O curso Básico de Topografia Militar, concluído esta semana em coordenação com a Assessoria Técnica-Militar Brasileira, visou dotar os finalistas de competências práticas essenciais para ministrar, planificar e executar com exactidão missões críticas, utilizando bússolas e outros meios de orientação e navegação. Esta formação é um catalisador que liga a teoria à prática, fundamental para a localização e neutralização de ameaças em terrenos complexos.
A capacitação é vista como um ganho táctico directo na guerra contra a insurgência em Cabo Delgado. A capacidade de planificar com precisão rotas de patrulha, zonas de desembarque e coordenadas de ataque/defesa, minimizando erros e maximizando a eficácia das operações terrestres, é uma vantagem crítica.

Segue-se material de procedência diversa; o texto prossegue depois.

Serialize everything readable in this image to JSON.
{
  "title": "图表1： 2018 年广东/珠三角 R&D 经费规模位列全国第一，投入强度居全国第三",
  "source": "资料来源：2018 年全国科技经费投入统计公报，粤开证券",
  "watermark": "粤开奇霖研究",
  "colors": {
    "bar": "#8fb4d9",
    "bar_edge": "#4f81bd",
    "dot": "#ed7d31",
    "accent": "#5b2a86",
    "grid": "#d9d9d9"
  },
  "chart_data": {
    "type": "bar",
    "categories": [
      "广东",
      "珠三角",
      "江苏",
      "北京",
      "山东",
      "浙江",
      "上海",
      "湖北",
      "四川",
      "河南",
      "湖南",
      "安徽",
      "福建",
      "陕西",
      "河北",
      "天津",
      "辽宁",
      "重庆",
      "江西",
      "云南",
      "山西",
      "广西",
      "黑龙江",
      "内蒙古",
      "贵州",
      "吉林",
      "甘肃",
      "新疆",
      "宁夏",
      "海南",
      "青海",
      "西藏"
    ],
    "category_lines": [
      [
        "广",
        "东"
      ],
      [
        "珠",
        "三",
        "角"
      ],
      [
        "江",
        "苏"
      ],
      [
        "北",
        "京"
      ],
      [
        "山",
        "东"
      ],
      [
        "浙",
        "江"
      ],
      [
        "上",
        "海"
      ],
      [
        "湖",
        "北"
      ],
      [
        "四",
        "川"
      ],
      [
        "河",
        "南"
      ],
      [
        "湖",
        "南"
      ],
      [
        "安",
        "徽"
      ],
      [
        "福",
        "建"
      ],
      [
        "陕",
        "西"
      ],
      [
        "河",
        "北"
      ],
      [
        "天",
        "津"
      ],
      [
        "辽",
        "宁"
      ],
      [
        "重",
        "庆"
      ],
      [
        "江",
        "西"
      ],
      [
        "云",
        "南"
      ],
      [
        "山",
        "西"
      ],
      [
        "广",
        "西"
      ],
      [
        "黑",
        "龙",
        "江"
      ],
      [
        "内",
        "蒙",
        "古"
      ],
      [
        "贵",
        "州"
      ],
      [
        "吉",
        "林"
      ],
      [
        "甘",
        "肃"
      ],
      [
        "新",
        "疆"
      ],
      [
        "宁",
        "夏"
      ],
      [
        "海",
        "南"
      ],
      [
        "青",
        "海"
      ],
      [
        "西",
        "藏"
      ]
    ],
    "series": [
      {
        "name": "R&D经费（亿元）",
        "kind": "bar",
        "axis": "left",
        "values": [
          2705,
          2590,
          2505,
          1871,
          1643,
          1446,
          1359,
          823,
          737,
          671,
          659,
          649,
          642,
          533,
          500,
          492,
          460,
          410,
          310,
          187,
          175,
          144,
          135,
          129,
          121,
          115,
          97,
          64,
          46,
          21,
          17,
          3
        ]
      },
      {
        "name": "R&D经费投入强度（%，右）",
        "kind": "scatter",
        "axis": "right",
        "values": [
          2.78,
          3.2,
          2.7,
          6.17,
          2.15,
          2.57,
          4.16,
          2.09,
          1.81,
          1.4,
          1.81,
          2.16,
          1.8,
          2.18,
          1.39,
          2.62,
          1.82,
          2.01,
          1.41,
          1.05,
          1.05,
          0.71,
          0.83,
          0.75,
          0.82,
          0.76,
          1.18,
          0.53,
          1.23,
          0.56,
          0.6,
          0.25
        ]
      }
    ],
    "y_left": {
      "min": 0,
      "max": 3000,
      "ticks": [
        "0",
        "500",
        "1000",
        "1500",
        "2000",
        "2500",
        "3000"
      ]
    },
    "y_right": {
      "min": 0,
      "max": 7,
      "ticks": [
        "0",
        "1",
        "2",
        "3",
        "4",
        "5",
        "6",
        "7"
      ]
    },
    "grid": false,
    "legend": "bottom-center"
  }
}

“Os finalistas adquiriram capacidade de implementar as lições apreendidas em proveito direto dos estabelecimentos de ensino militar, garantindo a multiplicação do conhecimento e a melhoria contínua da nossa prontidão operacional,” afirmou o Major-General Tenente Freitas Norte, Comandante do ISEDEF, na Cerimónia de Encerramento.
O Major Haullison do Exército Brasileiro destacou que a partilha de conhecimento entre os dois exércitos fixou o saber através da prática, transformando a cooperação militar num pilar para o desenvolvimento de capacidades autóctones das FADM.
O curso reuniu militares de unidades cruciais na linha da frente da formação e combate, incluindo: ISEDEF, Academia Militar de Nampula, Escola de Sargentos das Forças Armadas de Boane, Escola Prática do Exército, Centro de Formação de Forças Especiais de Nacala.
Esta diversidade assegura que as novas capacidades de orientação e planeamento de missão sejam rapidamente integradas em todos os níveis e especialidades das FADM, reforçando o poder de combate das tropas moçambicanas no Teatro Operacional Norte.
A formação visa garantir que cada militar possa, com autonomia e precisão, contribuir para o aniquilamento das ameaças terroristas e a protecção incondicional da população.